A call center worker sparked a costly deep clean of his office after strolling into work and lying that he had coronavirus to get a fortnight off, police say.

Jeffrey Long reportedly walked into the Sitel facility in Spartanburg, South Carolina, on March 13 holding a fake doctor’s note claiming he’d been diagnosed with Covid-19, the disease caused by coronavirus, with the letter saying he needed two weeks off, it is alleged.

His note sparked the immediate evacuation of the facility amid fears Long may have spread coronavirus, which can be transmitted from person to person.

Spartanburg County Sheriff Chuck Wright said: ‘It seems to me like the fella just wanted a two-week, paid vacation.

‘You can’t do this to people.’

Screengrab of fake coronavirus sick note
Long allegedly fake this sick note, with a hospital later confirming they weren’t even carrying out Covid-19 tests on the date given (Picture: Spartanburg County Sheriff’s Office)

Sheriff Wright said the call center had to close its doors for several days as a result of Long’s alleged lies, and added: ‘I don’t know the dollar number it cost to disinfect their whole entire building, but it was a large number.

‘It wasn’t a hundred bucks.
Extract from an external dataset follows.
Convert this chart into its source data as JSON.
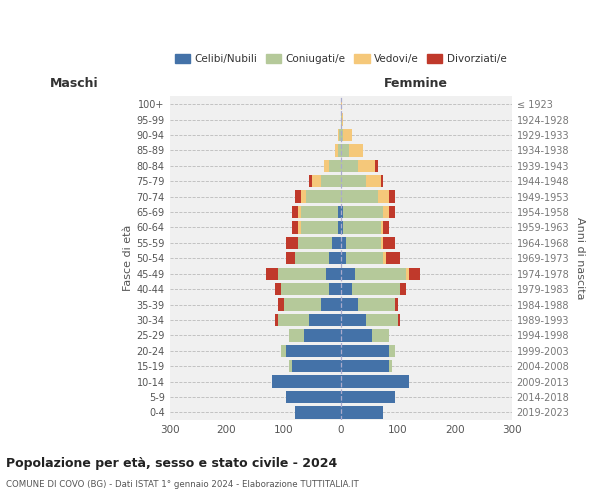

It was more than that.’

Bosses at Sitel then contacted the hospital Long claimed to have been diagnosed at, only to be told that the note was a fake, and that it did not have an official hospital stamp.

Hospital staff told Long’s employers that they had not even begun to conduct Covid-19 tests at the time he was visiting.

Long has since been arrested and charged with breach of the peace and forgery. He was released in $10,000 bond and has already been fined $200 over the incident.

Sitel have yet to say whether Long has been fired from his job.

South Carolina has so far seen 81 Covid-19 diagnosis. More than 14,600 people have been diagnosed across the United States, with over 210 people known to have died of the disease.